On a side note, Swedish agile front figure Marcus Ahnve pushes the idea that it is time for us as a line of industry to stop working by metaphors. Instead of saying "system development is like construction" or "is like product manufacturing" we should start talking about system development on its own merits. I agree that it is about time - actually my grandfather could have been a programmer, and I could have been the father of some young developer in the profession today. On a similar tone, Eric Evans has also mused on the subject under the tittle "Software is (Not) Like That". I second both of these thinkers that we need to be careful with metaphors, and we would be better of without metaphors that with bad ones.

Joint Venture as a Better Metaphor

However, if we necessarily must metaphors at all, and if we insist on picking them from the business world, then I would suggest another one. I would suggest one where the information exchange is more intense, where both sides have the initiative all the time and where booth sides care about the result they create in common. I would suggest using Joint Venture as a metaphor instead.


In a joint venture two parties decide that they should cooperate over some common interest and work towards some goal that is out of reach for either of them. A good example is the cooperation between Sony and Ericsson to create a mobile phone that was also a nice piece of consumer electronics.

Sony and Ericsson did not solve this by Sony putting in an order to Ericsson to build a mobile phone according to their consumer-electronics specification. Neither did Ericsson put in an order the other way around. Instead they started a new company, SonyEricsson, where each part owed 50% of the stock of shares. In this shared company, both parties invested by sending some of their best engineers, and both parties committed to supporting the joint venture so that it would bear fruit. Which, by the way it did. I think this situation better resembles the interactions and caring that we experience in a well functioning system development initiative.

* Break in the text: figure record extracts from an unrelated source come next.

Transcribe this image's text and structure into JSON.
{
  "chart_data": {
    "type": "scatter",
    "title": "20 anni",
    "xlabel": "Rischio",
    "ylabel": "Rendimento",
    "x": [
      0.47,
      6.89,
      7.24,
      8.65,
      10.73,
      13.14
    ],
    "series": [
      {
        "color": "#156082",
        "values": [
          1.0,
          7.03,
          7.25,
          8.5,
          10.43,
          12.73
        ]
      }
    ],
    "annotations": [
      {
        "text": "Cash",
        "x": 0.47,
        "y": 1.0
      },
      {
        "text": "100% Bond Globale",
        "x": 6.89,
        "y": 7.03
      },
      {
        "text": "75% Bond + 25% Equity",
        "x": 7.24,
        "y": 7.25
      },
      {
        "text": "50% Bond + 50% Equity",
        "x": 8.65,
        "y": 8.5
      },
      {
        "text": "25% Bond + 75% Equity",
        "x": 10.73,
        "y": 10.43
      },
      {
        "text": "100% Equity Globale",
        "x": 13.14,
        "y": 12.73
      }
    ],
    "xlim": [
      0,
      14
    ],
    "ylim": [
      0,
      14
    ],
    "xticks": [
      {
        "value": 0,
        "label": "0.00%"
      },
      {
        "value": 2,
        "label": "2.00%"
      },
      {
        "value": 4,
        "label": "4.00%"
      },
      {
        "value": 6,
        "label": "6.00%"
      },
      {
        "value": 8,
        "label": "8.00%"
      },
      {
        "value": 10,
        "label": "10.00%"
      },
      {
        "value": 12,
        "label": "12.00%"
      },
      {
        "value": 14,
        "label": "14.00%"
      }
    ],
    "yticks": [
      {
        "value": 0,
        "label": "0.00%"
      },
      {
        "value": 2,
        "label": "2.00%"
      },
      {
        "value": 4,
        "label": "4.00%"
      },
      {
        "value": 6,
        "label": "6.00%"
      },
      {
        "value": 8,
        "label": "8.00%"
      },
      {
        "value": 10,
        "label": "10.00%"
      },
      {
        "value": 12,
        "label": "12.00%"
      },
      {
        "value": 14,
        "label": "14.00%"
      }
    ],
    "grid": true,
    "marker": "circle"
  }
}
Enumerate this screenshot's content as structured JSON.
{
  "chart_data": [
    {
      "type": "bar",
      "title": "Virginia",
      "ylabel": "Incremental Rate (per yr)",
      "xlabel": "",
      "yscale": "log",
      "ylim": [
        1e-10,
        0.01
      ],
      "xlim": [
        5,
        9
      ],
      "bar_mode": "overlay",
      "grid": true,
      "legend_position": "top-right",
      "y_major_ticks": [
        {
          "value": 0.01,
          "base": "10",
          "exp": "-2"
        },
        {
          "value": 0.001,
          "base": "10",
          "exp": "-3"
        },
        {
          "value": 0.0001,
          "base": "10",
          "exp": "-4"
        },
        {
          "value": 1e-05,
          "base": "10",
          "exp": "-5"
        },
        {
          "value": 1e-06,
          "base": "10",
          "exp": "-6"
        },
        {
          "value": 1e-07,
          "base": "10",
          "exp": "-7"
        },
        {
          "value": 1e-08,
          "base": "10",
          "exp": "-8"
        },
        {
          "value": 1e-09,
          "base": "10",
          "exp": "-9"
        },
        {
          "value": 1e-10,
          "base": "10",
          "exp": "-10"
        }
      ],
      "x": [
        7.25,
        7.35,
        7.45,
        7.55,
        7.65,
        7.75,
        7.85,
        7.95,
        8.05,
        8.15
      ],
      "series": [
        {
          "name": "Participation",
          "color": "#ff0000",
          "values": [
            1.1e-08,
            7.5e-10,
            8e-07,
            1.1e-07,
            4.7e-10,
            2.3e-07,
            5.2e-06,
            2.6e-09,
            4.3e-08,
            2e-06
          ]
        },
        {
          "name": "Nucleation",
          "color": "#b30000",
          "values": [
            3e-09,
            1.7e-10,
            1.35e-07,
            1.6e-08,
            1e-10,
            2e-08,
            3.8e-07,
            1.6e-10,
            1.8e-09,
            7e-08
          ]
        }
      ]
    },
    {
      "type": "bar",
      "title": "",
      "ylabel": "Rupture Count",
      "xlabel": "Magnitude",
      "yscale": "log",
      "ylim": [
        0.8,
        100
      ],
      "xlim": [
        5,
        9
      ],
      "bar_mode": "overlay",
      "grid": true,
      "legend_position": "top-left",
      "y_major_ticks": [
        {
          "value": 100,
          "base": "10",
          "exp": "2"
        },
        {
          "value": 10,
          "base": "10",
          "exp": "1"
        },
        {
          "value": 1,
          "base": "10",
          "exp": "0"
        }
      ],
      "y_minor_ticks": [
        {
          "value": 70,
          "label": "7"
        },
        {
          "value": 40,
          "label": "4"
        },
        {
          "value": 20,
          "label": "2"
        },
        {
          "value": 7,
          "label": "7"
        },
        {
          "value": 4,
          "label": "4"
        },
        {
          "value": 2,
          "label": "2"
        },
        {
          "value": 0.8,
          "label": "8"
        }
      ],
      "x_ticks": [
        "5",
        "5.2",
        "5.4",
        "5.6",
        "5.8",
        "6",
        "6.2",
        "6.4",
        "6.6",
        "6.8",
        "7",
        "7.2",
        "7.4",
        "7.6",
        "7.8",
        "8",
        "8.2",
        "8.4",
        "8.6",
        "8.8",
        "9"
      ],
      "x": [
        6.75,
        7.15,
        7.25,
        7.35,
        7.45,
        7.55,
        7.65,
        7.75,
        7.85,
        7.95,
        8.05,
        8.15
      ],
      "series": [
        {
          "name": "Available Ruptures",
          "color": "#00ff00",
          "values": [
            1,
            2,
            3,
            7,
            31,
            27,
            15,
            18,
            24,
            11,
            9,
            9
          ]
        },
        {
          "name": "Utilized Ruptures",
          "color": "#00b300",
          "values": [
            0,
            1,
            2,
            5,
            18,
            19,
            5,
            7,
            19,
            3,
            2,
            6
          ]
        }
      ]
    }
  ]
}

Bear in mind; we still use "joint venture" just as a metaphor. If someone wants to actually do business this way I will be really interested to sit by and watch. But I will probably not line up to invest. However, used as a metaphor, I think joint-venture would be more helpful that customer-provider.


And being helpful is all I ask from a metaphor.


So, at Monday morning, we might as well stop referring to the business people as our Customers, and instead refer to them as our Partner. It might actually make a difference.

Yours


   Dan


ps I did present a blitz presentation on this idea at the Agile Sverige 2010 conference at which the use of language and metaphors was a theme that emerged.